The California Supreme Court has rejected a Boy Scouts of America (BSA) petition in a Santa Barbara molestation case, meaning that 30,000 pages of so-called “perversion files” can be opened to the public.
The files, dating to 1991 and containing reports of Scout-related molestations from around the country and long kept secret by the scouting organization, are key to the case, in which Santa Barbara attorney Tim Hale seeks unspecified punitive damages. No trial date has been set.
BSA argued that the files were irrelevant to the case, which involves a Santa Barbara family suing the Scouts because a volunteer, Al Stein, molested their 13-year-old son at a 2007 Christmas tree sales lot. The volunteer pleaded no contest, served a prison term, and is a registered sex offender. Hale seeks punitive damages on grounds that the BSA kept the files secret for many years, keeping parents unaware that their children were vulnerable in an organization where molestation occurs more frequently than the public realizes.
The Supreme Court did not comment on why it did not hear the BSA case. The scouting organization petitioned the Supreme Court after the Second District Court of Appeal last year rejected a BSA appeal, pointing out that the national molestation files were already “in the public domain and are readily accessible on the Internet with Social Security numbers redacted.” Santa Barbara Superior Court Judge Donna Geck ordered the files released last January.
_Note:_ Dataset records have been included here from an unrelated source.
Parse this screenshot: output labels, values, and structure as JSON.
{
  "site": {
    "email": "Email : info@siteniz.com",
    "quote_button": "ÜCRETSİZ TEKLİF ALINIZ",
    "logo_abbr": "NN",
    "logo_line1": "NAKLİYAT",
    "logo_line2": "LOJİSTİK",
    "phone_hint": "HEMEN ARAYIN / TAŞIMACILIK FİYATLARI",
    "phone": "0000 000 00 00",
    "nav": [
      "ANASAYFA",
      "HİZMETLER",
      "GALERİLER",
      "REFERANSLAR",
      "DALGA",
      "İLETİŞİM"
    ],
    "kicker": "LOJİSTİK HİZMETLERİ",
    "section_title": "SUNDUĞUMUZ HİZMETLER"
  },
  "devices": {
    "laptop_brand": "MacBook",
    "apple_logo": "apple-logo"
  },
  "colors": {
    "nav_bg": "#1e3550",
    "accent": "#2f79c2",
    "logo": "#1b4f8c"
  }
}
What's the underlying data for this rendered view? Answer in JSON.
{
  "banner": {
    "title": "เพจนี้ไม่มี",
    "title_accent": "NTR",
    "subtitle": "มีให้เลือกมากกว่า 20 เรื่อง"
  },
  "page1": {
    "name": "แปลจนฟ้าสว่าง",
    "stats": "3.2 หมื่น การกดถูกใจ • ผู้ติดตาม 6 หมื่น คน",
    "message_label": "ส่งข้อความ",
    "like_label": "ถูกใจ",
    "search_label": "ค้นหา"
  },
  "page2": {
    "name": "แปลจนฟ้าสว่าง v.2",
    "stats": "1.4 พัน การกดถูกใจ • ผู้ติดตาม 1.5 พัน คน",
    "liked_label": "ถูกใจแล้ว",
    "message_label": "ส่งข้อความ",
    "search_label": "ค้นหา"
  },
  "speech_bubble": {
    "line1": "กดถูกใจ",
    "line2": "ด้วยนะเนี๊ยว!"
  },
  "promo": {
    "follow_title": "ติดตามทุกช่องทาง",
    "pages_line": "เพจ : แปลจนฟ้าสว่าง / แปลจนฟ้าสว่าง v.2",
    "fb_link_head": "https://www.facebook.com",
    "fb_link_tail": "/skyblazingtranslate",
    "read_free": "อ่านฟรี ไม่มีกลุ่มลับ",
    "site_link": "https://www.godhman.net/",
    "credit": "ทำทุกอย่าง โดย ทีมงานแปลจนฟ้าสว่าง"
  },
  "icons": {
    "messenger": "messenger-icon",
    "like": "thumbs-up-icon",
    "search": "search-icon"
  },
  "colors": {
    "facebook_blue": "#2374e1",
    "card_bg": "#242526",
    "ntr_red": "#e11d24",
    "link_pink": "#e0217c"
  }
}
Hale told The Santa Barbara Independent on Monday that he would meet BSA attorneys to discuss when the files would be available. All BSA “perversion files” should be turned over immediately to law enforcement, Hale said. In many cases officials were never notified of criminal acts by Scout leaders who are “still out there” in public, never prosecuted, and likely abusing other youngsters, he said. Often the BSA is the only organization which has information about the molestations, he said.